In 1997, King's son Dexter Scott King met with Ray, and publicly supported Ray's efforts to obtain a new trial. Two years later, Coretta Scott King, King's widow, along with the rest of King's family, won a wrongful death claim against Loyd Jowers and "other unknown co-conspirators". Jowers claimed to have received $100,000 to arrange King's assassination. The jury of six whites and six blacks found Jowers guilty and that government agencies were party to the assassination. William F. Pepper represented the King family in the trial. King biographer David Garrow disagrees with William F. Pepper's claims that the government killed King. He is supported by author Gerald Posner who has researched and written about the assassination.
In 2000, the United States Department of Justice completed the investigation about Jowers' claims but did not find evidence to support allegations about conspiracy. The investigation report recommended no further investigation unless some new reliable facts are presented. The New York Times reported a church minister, Rev.

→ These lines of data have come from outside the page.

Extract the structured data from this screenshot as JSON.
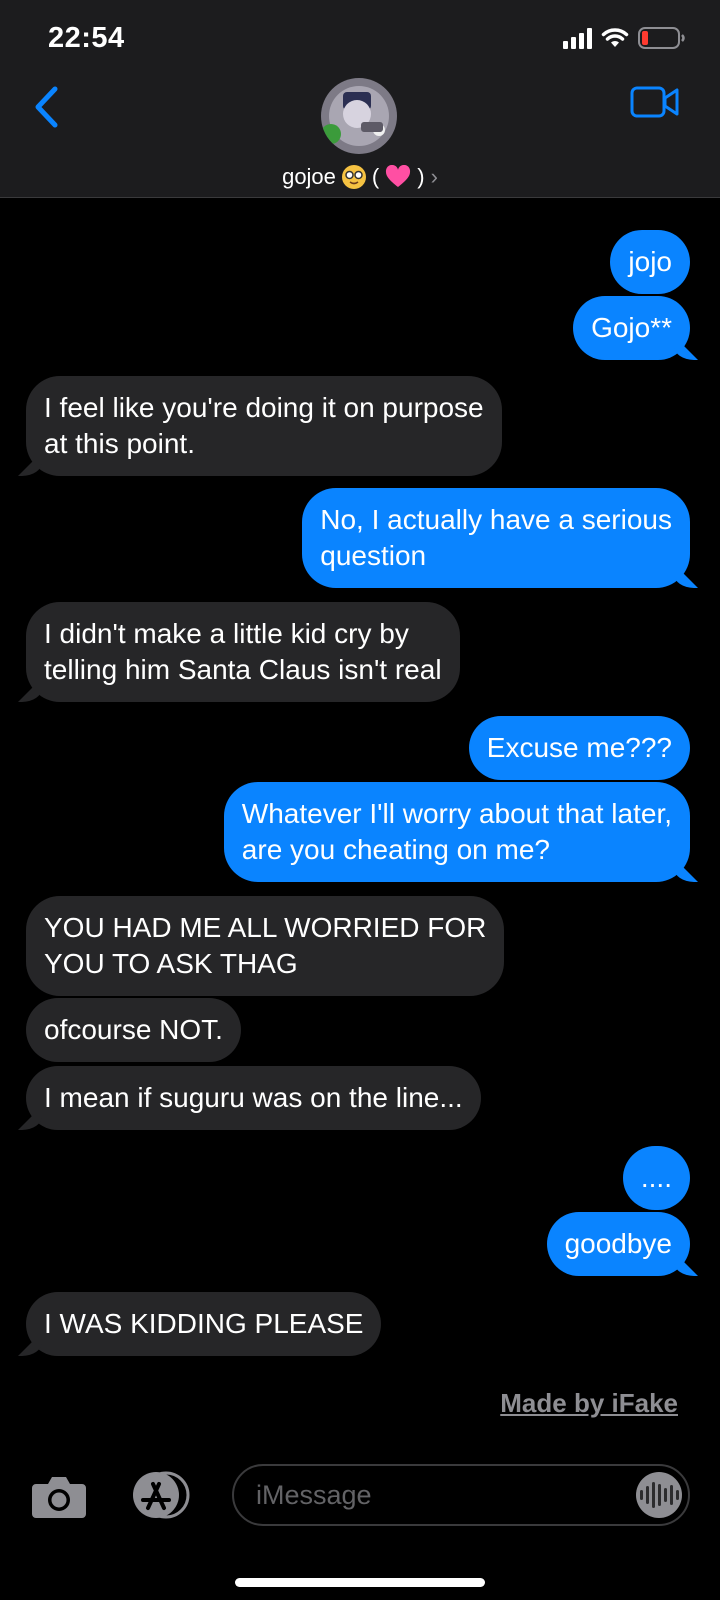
{
  "status": {
    "time": "22:54"
  },
  "header": {
    "contact_name": "gojoe",
    "contact_suffix_open": "(",
    "contact_suffix_close": ")",
    "back_icon": "chevron-left-icon",
    "video_icon": "video-camera-icon"
  },
  "messages": [
    {
      "side": "sent",
      "text": "jojo"
    },
    {
      "side": "sent",
      "text": "Gojo**"
    },
    {
      "side": "recv",
      "text": "I feel like you're doing it on purpose\nat this point."
    },
    {
      "side": "sent",
      "text": "No, I actually have a serious\nquestion"
    },
    {
      "side": "recv",
      "text": "I didn't make a little kid cry by\ntelling him Santa Claus isn't real"
    },
    {
      "side": "sent",
      "text": "Excuse me???"
    },
    {
      "side": "sent",
      "text": "Whatever I'll worry about that later,\nare you cheating on me?"
    },
    {
      "side": "recv",
      "text": "YOU HAD ME ALL WORRIED FOR\nYOU TO ASK THAG"
    },
    {
      "side": "recv",
      "text": "ofcourse NOT."
    },
    {
      "side": "recv",
      "text": "I mean if suguru was on the line..."
    },
    {
      "side": "sent",
      "text": "...."
    },
    {
      "side": "sent",
      "text": "goodbye"
    },
    {
      "side": "recv",
      "text": "I WAS KIDDING PLEASE"
    }
  ],
  "watermark": "Made by iFake",
  "composer": {
    "placeholder": "iMessage"
  },
  "colors": {
    "sent_bubble": "#0a84ff",
    "recv_bubble": "#262628",
    "header_bg": "#1c1c1e"
  }
}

Ronald Denton Wilson, claimed his father, Henry Clay Wilson—not James Earl Ray—assassinated Martin Luther King, Jr. He stated, "It wasn't a racist thing; he thought Martin Luther King was connected with communism, and he wanted to get him out of the way."
King's friend and colleague, James Bevel, disputed the argument that Ray acted alone, stating, "There is no way a ten-cent white boy could develop a plan to kill a million-dollar black man." In 2004, Jesse Jackson, who was with King at the time of his death, noted:
"The fact is there were saboteurs to disrupt the march. And within our own organization, we found a very key person who was on the government payroll. So infiltration within, saboteurs from without and the press attacks. ...I will never believe that James Earl Ray had the motive, the money and the mobility to have done it himself. Our government was very involved in setting the stage for and I think the escape route for James Earl Ray."